Sir Antonin Besse was born in June 1877 in the city of Carcassonne, France. At the age of 7 his family moved after the death of his father to the city of Montpelier with six of his brothers. Antonin was not academic and this may have motivated him to apply for voluntary enlistment to serve in the army from age 18 to 22.
Besse decided to search for work and was successful in getting a 3-year contract with Bardey et Compagnie (Bardey & Co.). They were working in the city of Aden as exporters of Yemeni coffee brought from North Yemen. He borrowed a sum of money from his brother-in-law to buy clothes worthy of mild tropical weather and to buy a ticket to Aden, because he was penniless. He took a ship from the port of Marseille bound for Aden, in April 1899.
Besse worked earnestly and diligently at Bardey & Co., he woke up often at 4.30 AM and worked continuously until 6 PM, learning everything to be learned about the Yemeni coffee trade, and becoming a professional in this area.
In 1902 and after the end of his contract with Bardey & Co., he travelled to the city of Hodeida and founded his own trade with capital borrowed from his brother-in-law.
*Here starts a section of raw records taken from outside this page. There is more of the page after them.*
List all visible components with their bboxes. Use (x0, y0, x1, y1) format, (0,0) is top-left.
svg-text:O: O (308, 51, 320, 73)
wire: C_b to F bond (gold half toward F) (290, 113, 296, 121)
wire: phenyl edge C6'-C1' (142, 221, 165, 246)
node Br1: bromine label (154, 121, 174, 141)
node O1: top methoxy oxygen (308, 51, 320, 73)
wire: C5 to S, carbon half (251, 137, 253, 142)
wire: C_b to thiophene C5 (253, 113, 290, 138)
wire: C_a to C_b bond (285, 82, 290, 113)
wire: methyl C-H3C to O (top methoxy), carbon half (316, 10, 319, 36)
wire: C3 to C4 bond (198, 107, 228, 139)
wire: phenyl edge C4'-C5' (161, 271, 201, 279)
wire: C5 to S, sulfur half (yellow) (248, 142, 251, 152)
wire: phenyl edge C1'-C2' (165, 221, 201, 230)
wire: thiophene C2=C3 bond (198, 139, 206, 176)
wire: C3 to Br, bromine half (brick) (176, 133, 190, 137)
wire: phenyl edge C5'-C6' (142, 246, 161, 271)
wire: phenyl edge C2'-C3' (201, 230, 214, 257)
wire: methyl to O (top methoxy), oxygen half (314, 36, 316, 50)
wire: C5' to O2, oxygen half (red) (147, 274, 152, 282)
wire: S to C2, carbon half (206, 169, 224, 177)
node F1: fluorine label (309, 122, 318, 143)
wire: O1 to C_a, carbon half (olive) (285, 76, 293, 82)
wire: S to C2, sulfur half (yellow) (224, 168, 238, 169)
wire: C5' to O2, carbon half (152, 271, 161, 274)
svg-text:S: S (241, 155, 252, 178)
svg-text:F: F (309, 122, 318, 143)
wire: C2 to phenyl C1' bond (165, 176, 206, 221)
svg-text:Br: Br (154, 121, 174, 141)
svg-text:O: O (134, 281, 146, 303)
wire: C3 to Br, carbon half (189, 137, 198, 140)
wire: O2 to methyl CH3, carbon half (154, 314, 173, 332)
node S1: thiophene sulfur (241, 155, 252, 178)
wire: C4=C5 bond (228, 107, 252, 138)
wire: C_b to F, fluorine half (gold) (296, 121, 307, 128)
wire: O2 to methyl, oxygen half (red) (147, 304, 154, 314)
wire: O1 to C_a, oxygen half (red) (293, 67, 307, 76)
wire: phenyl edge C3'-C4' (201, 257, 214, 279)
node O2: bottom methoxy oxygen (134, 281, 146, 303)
Later that year he closed down that business and went back to France. In France, negotiations were successful to obtain a large loan from a bank, that enabled him to establish his work in Aden and pay all his debts. He brought with him his brother Emile to Aden to help manage the work founded in Hodeidah. By 1904, Besse found himself struggling to pay the financial dues to the bank. His brother-in-law – with the assistance of a lawyer – managed to settle his debts with the bank and to pay reduced premiums, but before maturity.
When he returned to France early in 1907 he met Miss Marguerite Hortense Eulailie Godefroid by chance on a train. They continued to correspond for a year, then married in April 1908. Margaret belonged to a wealthy aristocratic family and brought much luck to Antonin. She also invested in his business and became a partner. The sales of coffee increased seven times in the first year of operation, and after the outbreak of World War I it reached two thousand times.
His marriage to Margaret ended in divorce. In 1922, Florence Hilda Crowther became his second wife and soul-mate until his death. She gave birth to his two sons : Peter and Antonin, and three daughters, Ariane, Joy and Monna. The second son (Antonin) was entrusted by his father before his death with the business (after 1951) and excelled in is development. Antonin Besse II is a patron and honorary vice-president of the United World Colleges.
Sir Antonin Besse founded St Antony's College, Oxford in 1950 and endowed a number of other Oxford colleges. He also made some gifts to the British Museum and was later knighted by the British Government with dispensation from Charles de Gaulle.
Business legacy in Aden
Besse built the headquarters of his company in Aidrus Road, Crater, the building continued to be the centre of operations until his death in 1951. The ground floor of the building consisted of warehouses and stores, the second floor consisted of offices, staff rooms and rest rooms, and on the third floor a luxury apartment acted as his residence. Later, he built a distinctive and unique villa on top of Ras Marshag, Crater. The villa became a private residence of the leader who rules Yemen.
The year 1934 saw the launch of the his first projects, a soap factory in Crater, but he had transferred the factory in following year to Mualla, where he upgraded the factory machines further. In 1937 another factory was built next to the soap factory for the production of coconut oil and a third plant for the production of glycerin. He was also active in the shipbuilding and he was the first in Aden to install a diesel engine on local sailing ships (Dhows) in 1936.
When Besse traveled to Mukalla on a sailing ship, the journey was slow and uncomfortable, prompting him to establish in 1936 an airline company with a capital of five thousand pounds, dubbed Arabian Airways, the fleet consisted of two small planes, each with a capacity of four seats. His idea was to connect the port city of Aden and Hadhramaut region, but one of the planes crashed after one year of operation and replaced by another, then the second plane crashed at the Tarim airport in 1938, due to losses incurred he decided to close the company the following year in 1939.
His company – called A. Besse & Co. (Aden) Ltd – was agent of many insurance, airlines and shipping companies. He also managed to get an agency of the Dutch company Royal Dutch Shell, a business that brought fortune to his trading empire.
Sir Antonin Besse suffered a stroke in the summer of 1948 and, three years later, died in Gordonstoun on July 2, 1951 aged 74. By then he had entrusted his son Antonin Besse II to manage his expansive trading empire. He developed his father's business intelligently until the independence of South Yemen in 1967 and the enforcement of the Nationalization Act.